# Is there a tax relief on accommodation for student paid for by parents?



## thedaras (14 Jan 2011)

Hi, would anyone know if there is a tax relief when paying for a son/daughters accommodation when they are in college?


----------



## Guest110 (14 Jan 2011)

You should be able to claim rent relief !


----------



## thedaras (14 Jan 2011)

Hi,he cant claim tax relief as he is a student living in student accomodation,and his parents are paying for it, and he doesnt work


----------



## T McGibney (14 Jan 2011)

thedaras said:


> Hi, would anyone know if there is a tax relief when paying for a son/daughters accommodation when they are in college?

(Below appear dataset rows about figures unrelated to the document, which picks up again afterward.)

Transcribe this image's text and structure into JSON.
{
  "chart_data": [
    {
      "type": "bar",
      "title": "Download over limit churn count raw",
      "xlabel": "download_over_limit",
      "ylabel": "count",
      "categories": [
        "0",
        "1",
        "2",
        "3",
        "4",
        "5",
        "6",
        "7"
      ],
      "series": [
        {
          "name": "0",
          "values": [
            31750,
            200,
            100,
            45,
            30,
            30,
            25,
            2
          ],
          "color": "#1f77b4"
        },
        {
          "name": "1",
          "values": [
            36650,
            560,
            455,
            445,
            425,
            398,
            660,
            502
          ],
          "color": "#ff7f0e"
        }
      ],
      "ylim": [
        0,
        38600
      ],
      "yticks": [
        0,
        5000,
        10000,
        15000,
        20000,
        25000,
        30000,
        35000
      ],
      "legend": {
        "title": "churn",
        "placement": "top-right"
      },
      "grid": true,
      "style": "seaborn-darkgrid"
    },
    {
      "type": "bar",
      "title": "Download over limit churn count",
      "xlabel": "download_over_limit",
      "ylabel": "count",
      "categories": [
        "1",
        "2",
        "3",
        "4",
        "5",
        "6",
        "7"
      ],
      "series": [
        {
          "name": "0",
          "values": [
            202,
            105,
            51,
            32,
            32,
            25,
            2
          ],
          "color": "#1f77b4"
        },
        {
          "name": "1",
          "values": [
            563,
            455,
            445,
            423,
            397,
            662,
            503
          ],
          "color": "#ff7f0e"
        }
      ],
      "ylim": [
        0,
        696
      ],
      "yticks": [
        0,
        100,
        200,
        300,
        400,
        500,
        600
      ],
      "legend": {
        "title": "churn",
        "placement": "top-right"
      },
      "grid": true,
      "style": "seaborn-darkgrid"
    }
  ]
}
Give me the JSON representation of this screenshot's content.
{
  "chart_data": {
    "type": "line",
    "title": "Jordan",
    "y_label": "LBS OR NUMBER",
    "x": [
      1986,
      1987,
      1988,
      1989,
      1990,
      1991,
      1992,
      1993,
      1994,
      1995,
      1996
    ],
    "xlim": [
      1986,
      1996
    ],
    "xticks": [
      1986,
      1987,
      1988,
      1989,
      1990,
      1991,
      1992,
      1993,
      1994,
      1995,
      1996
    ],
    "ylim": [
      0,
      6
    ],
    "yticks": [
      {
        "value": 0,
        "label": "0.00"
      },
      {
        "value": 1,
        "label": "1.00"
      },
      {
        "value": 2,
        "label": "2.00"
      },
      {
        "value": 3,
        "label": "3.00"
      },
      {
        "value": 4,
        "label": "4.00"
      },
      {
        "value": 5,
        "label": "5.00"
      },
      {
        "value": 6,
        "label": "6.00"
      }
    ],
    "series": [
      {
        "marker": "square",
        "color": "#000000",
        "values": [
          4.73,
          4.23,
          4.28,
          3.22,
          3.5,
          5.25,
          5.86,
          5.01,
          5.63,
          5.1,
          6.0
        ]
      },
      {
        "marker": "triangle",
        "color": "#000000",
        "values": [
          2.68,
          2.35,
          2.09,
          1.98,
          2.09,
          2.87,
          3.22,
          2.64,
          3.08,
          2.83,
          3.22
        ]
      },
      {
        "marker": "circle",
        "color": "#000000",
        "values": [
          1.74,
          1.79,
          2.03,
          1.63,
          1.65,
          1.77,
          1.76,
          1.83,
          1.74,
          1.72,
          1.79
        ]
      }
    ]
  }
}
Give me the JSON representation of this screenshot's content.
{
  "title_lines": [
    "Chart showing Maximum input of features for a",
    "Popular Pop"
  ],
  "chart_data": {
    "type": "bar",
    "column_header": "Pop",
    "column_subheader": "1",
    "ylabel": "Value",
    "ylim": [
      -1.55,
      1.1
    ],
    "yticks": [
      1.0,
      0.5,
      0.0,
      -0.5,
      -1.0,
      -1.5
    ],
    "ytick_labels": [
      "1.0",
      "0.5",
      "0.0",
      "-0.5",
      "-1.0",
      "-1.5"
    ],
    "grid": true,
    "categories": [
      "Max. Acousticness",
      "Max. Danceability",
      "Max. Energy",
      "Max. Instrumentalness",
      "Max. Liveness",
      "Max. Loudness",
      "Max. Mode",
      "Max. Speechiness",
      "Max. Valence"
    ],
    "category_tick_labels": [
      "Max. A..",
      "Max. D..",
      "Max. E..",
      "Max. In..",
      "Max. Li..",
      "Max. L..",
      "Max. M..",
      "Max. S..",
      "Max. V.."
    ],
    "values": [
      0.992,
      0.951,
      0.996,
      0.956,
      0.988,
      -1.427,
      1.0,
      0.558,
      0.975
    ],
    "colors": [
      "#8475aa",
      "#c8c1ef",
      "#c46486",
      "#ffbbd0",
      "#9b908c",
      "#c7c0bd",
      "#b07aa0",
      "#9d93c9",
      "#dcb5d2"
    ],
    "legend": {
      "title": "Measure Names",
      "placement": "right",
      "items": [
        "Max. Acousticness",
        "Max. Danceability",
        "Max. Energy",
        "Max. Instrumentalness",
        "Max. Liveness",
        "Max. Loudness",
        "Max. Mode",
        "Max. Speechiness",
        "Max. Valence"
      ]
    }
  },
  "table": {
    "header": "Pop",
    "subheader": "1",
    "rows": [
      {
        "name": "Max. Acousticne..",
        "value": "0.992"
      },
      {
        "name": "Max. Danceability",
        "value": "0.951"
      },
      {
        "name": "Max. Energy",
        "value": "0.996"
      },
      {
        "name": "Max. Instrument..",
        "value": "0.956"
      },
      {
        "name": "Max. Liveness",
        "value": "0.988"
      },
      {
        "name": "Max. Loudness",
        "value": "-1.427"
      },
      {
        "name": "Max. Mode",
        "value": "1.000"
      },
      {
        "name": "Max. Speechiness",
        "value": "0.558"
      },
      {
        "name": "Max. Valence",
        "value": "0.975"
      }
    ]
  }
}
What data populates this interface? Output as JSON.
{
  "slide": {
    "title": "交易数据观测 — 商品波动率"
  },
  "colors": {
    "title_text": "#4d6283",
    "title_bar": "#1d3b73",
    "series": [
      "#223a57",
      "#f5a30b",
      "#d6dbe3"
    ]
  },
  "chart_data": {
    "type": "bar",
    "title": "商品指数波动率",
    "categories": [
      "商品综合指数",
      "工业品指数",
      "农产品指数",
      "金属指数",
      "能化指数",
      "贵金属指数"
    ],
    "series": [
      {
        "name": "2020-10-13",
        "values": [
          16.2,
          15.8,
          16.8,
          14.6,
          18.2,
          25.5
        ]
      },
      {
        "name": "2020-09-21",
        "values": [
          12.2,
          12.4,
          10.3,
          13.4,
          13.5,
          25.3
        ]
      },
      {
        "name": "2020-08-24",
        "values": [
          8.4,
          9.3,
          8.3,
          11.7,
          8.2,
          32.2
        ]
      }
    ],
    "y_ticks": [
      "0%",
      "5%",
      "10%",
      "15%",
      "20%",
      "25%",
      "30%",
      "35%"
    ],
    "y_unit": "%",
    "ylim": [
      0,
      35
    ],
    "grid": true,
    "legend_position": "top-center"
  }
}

Unfortunately, none whatsoever


----------



## allthedoyles (14 Jan 2011)

thedaras said:


> Hi, would anyone know if there is a tax relief when paying for a son/daughters accommodation when they are in college?


 
The student can claim tax relief , if he/she pays tax .- 
However , it is unlikely that the student will pay tax unless they have a really well-paying part-time job .

The parents cannot claim on behalf of student .


----------



## The Bishop (14 Jan 2011)

Parents can claim tax relief for College Fees paid - would this not be similar?


----------



## WindUp (14 Jan 2011)

daenisyelnah said:


> Parents can claim tax relief for College Fees paid - would this not be similar?



no unfortunately


----------